Here's some "detail" work: 


Anna B. found a quiet spot to paint.

Anna B.'s quick sketch of blue poppies.

Anna B.'s detailed 'ink and wash' blue poppies.

Liz trying to ward off the caterpillars dropping from the oak trees.

Liz's painting of an orange, orange poppy.
Elaine liked the look of some kniphofia --- even though they were past their prime they're still an interesting subject.

Elaine's unknown variety of  "Red Hot Pokers" .

Jenny had the same inspiration as Elaine.

Jenny's Red Hot Pokers (the plant, not the fingers in the photo).

Nora

Nora's portrait of the ladybug who kept her company in the Garden.  (And the foxgloves where it made its home.)

Helen

Last week at Nola's iris garden Helen painted a yellow iris.  This week she complimented it with a purple one.

Helen's second painting - an orange rose.    The bee is painted, not an insect that she squished on her painting to add interest.  (Although wouldn't that be equally "artistic"?)
Sharon with some snapdragons.
 Going for larger subjects, but not the biggest, were ...
Dick

Dick's painting of one of the Garden's handsome container plantings.

Comment:  This is a brush pen drawing with watercolor wash.
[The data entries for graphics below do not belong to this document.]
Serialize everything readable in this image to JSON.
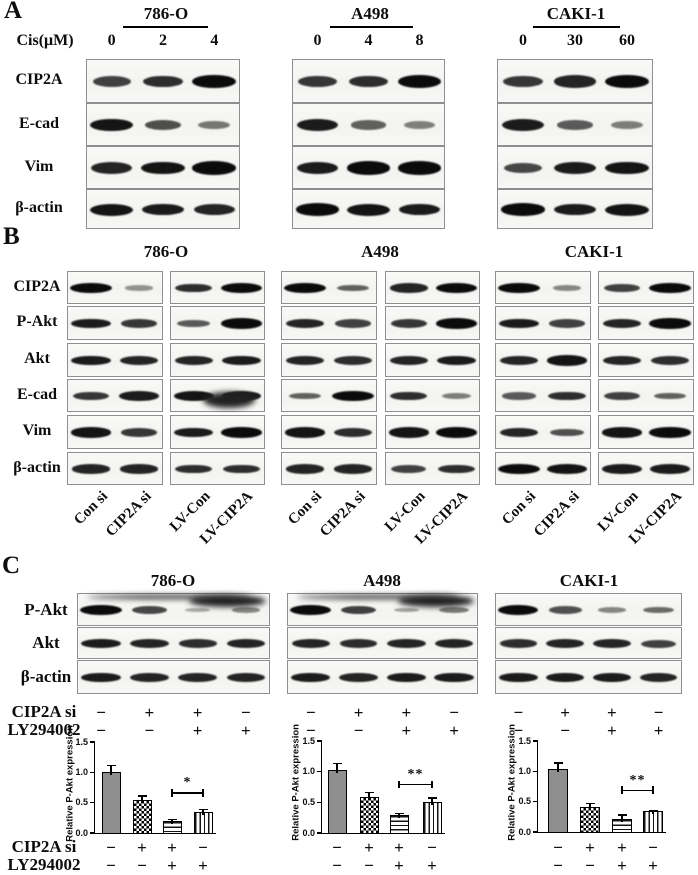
{
  "colors": {
    "background": "#ffffff",
    "band": "#0b0b0b",
    "blot_background": "#f6f6f4",
    "blot_border": "#8f8f8f",
    "bar_fill": "#8f8f8f",
    "text": "#0d0d0d"
  },
  "panel_a": {
    "letter": "A",
    "dose_label": "Cis(μM)",
    "rows": [
      "CIP2A",
      "E-cad",
      "Vim",
      "β-actin"
    ],
    "groups": [
      {
        "title": "786-O",
        "doses": [
          "0",
          "2",
          "4"
        ],
        "bands": [
          [
            0.7,
            0.8,
            1.0
          ],
          [
            0.95,
            0.62,
            0.38
          ],
          [
            0.85,
            0.95,
            1.0
          ],
          [
            0.95,
            0.9,
            0.85
          ]
        ]
      },
      {
        "title": "A498",
        "doses": [
          "0",
          "4",
          "8"
        ],
        "bands": [
          [
            0.75,
            0.8,
            1.0
          ],
          [
            0.9,
            0.5,
            0.33
          ],
          [
            0.9,
            1.0,
            1.0
          ],
          [
            1.0,
            0.95,
            0.9
          ]
        ]
      },
      {
        "title": "CAKI-1",
        "doses": [
          "0",
          "30",
          "60"
        ],
        "bands": [
          [
            0.75,
            0.85,
            1.0
          ],
          [
            0.9,
            0.55,
            0.35
          ],
          [
            0.65,
            0.9,
            0.95
          ],
          [
            1.0,
            0.9,
            0.95
          ]
        ]
      }
    ]
  },
  "panel_b": {
    "letter": "B",
    "rows": [
      "CIP2A",
      "P-Akt",
      "Akt",
      "E-cad",
      "Vim",
      "β-actin"
    ],
    "lanes": [
      "Con si",
      "CIP2A si",
      "LV-Con",
      "LV-CIP2A"
    ],
    "groups": [
      {
        "title": "786-O",
        "smear_ecad": true,
        "bands": [
          [
            1.0,
            0.22,
            0.8,
            1.0
          ],
          [
            0.9,
            0.75,
            0.55,
            1.0
          ],
          [
            0.9,
            0.85,
            0.85,
            0.9
          ],
          [
            0.75,
            0.9,
            0.95,
            0.9
          ],
          [
            0.95,
            0.75,
            0.9,
            1.0
          ],
          [
            0.85,
            0.85,
            0.8,
            0.8
          ]
        ]
      },
      {
        "title": "A498",
        "smear_ecad": false,
        "bands": [
          [
            1.0,
            0.5,
            0.85,
            1.0
          ],
          [
            0.85,
            0.7,
            0.75,
            1.0
          ],
          [
            0.85,
            0.8,
            0.85,
            0.9
          ],
          [
            0.5,
            1.0,
            0.8,
            0.35
          ],
          [
            0.95,
            0.8,
            0.95,
            1.0
          ],
          [
            0.85,
            0.85,
            0.7,
            0.8
          ]
        ]
      },
      {
        "title": "CAKI-1",
        "smear_ecad": false,
        "bands": [
          [
            1.0,
            0.3,
            0.7,
            1.0
          ],
          [
            0.9,
            0.7,
            0.85,
            1.0
          ],
          [
            0.85,
            0.95,
            0.85,
            0.8
          ],
          [
            0.55,
            0.8,
            0.7,
            0.5
          ],
          [
            0.85,
            0.6,
            0.95,
            1.0
          ],
          [
            1.0,
            0.95,
            0.9,
            0.9
          ]
        ]
      }
    ]
  },
  "panel_c": {
    "letter": "C",
    "rows": [
      "P-Akt",
      "Akt",
      "β-actin"
    ],
    "treatments": [
      {
        "label": "CIP2A si",
        "values": [
          "−",
          "+",
          "+",
          "−"
        ]
      },
      {
        "label": "LY294002",
        "values": [
          "−",
          "−",
          "+",
          "+"
        ]
      }
    ],
    "groups": [
      {
        "title": "786-O",
        "smear": 0.12,
        "bands": [
          [
            1.0,
            0.65,
            0.08,
            0.28
          ],
          [
            0.9,
            0.85,
            0.8,
            0.85
          ],
          [
            0.9,
            0.85,
            0.85,
            0.85
          ]
        ]
      },
      {
        "title": "A498",
        "smear": 0.45,
        "bands": [
          [
            1.0,
            0.7,
            0.12,
            0.35
          ],
          [
            0.85,
            0.8,
            0.85,
            0.85
          ],
          [
            0.9,
            0.85,
            0.9,
            0.9
          ]
        ]
      },
      {
        "title": "CAKI-1",
        "smear": 0.0,
        "bands": [
          [
            1.0,
            0.6,
            0.3,
            0.45
          ],
          [
            0.8,
            0.85,
            0.85,
            0.7
          ],
          [
            0.9,
            0.9,
            0.9,
            0.85
          ]
        ]
      }
    ]
  },
  "chart_data": [
    {
      "type": "bar",
      "title": "786-O",
      "ylabel": "Relative P-Akt expression",
      "ylim": [
        0,
        1.5
      ],
      "yticks": [
        "1.5",
        "1.0",
        "0.5",
        "0.0"
      ],
      "grid": false,
      "legend": "none",
      "values": [
        1.0,
        0.54,
        0.19,
        0.34
      ],
      "errors": [
        0.11,
        0.07,
        0.03,
        0.05
      ],
      "bar_styles": [
        "solid",
        "checker",
        "hstripe",
        "vstripe"
      ],
      "significance": {
        "between": [
          2,
          3
        ],
        "label": "*",
        "height": 0.67
      },
      "x_rows": [
        {
          "label": "CIP2A si",
          "values": [
            "−",
            "+",
            "+",
            "−"
          ]
        },
        {
          "label": "LY294002",
          "values": [
            "−",
            "−",
            "+",
            "+"
          ]
        }
      ]
    },
    {
      "type": "bar",
      "title": "A498",
      "ylabel": "Relative P-Akt expression",
      "ylim": [
        0,
        1.5
      ],
      "yticks": [
        "1.5",
        "1.0",
        "0.5",
        "0.0"
      ],
      "grid": false,
      "legend": "none",
      "values": [
        1.03,
        0.59,
        0.3,
        0.51
      ],
      "errors": [
        0.1,
        0.07,
        0.02,
        0.06
      ],
      "bar_styles": [
        "solid",
        "checker",
        "hstripe",
        "vstripe"
      ],
      "significance": {
        "between": [
          2,
          3
        ],
        "label": "**",
        "height": 0.8
      },
      "x_rows": [
        {
          "label": "CIP2A si",
          "values": [
            "−",
            "+",
            "+",
            "−"
          ]
        },
        {
          "label": "LY294002",
          "values": [
            "−",
            "−",
            "+",
            "+"
          ]
        }
      ]
    },
    {
      "type": "bar",
      "title": "CAKI-1",
      "ylabel": "Relative P-Akt expression",
      "ylim": [
        0,
        1.5
      ],
      "yticks": [
        "1.5",
        "1.0",
        "0.5",
        "0.0"
      ],
      "grid": false,
      "legend": "none",
      "values": [
        1.04,
        0.42,
        0.22,
        0.34
      ],
      "errors": [
        0.1,
        0.05,
        0.06,
        0.02
      ],
      "bar_styles": [
        "solid",
        "checker",
        "hstripe",
        "vstripe"
      ],
      "significance": {
        "between": [
          2,
          3
        ],
        "label": "**",
        "height": 0.7
      },
      "x_rows": [
        {
          "label": "CIP2A si",
          "values": [
            "−",
            "+",
            "+",
            "−"
          ]
        },
        {
          "label": "LY294002",
          "values": [
            "−",
            "−",
            "+",
            "+"
          ]
        }
      ]
    }
  ]
}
I have painted in the garden before, but cool weather and great subjects made this my best day at the site ever.    Dick


Candy

Candy's quick sketch of pink flowers along a railing.


Lisha

Lisha's container planting painting.

Joy

Joy's painting of  lovely pink flowers.

Leslie hiding among the foxgloves.

Expecting foxgloves?  Tricked you --- this is Leslie's first painting done in the succulent garden.

Salinda

Salinda's unfinished painting of a container garden and the green fence which surrounds the gardens and which provides a counter-point for all the soft shapes.

Jenny

Jenny's painting of some perennial beds.    Working out how to paint wide sweeps of blossoms without getting "blobby" (I think is how Jenny described it) was a challenge.   Which she obviously mastered.

Candy
Candy's painting of the foxgloves and background trees.
All in, big picture paintings were done by ....

Joy

Joy's painting of flower beds in the foreground, the gazebo in the middle ground and the surrounding trees in the background.

Katherine
Katherine's painting of some foxgloves, the gazebo, and trees.

Broncha set-up in a patio behind the Gamble House.

Broncha's painting of the back of the Gamble House.

Melanie was able to swing by for a few hours before she had to go back to work ... teaching, of course, Art.
Melanie's finished painting of the back of the Gamble House.


Chris

Chris' painting of one of the paths leading thru a shady part of the garden.

Brad (photo by D. Stuart)
Brad's unfinished painting of the small formal herb garden. 

Mary set -up on the perimeter of the formal rose garden.

Which afforded a view thru the white roses down one of the paths into the shaded garden.


Iris

Iris' unfinished painting of a hut-like structure in one corner of the garden.  (If she finishes the painting, she will submit it so visit again.)

 Lunch and our show-and-share critique...
Anna and Jean

Paintings set out to share and study.

Jane P. and Chris on the bench in the formal herb garden.  They'd  hoped to escape from the insidious caterpillars that kept dropping from the oaks onto our clothes, our equipment, and our paintings --- but hopefully not onto our lunches.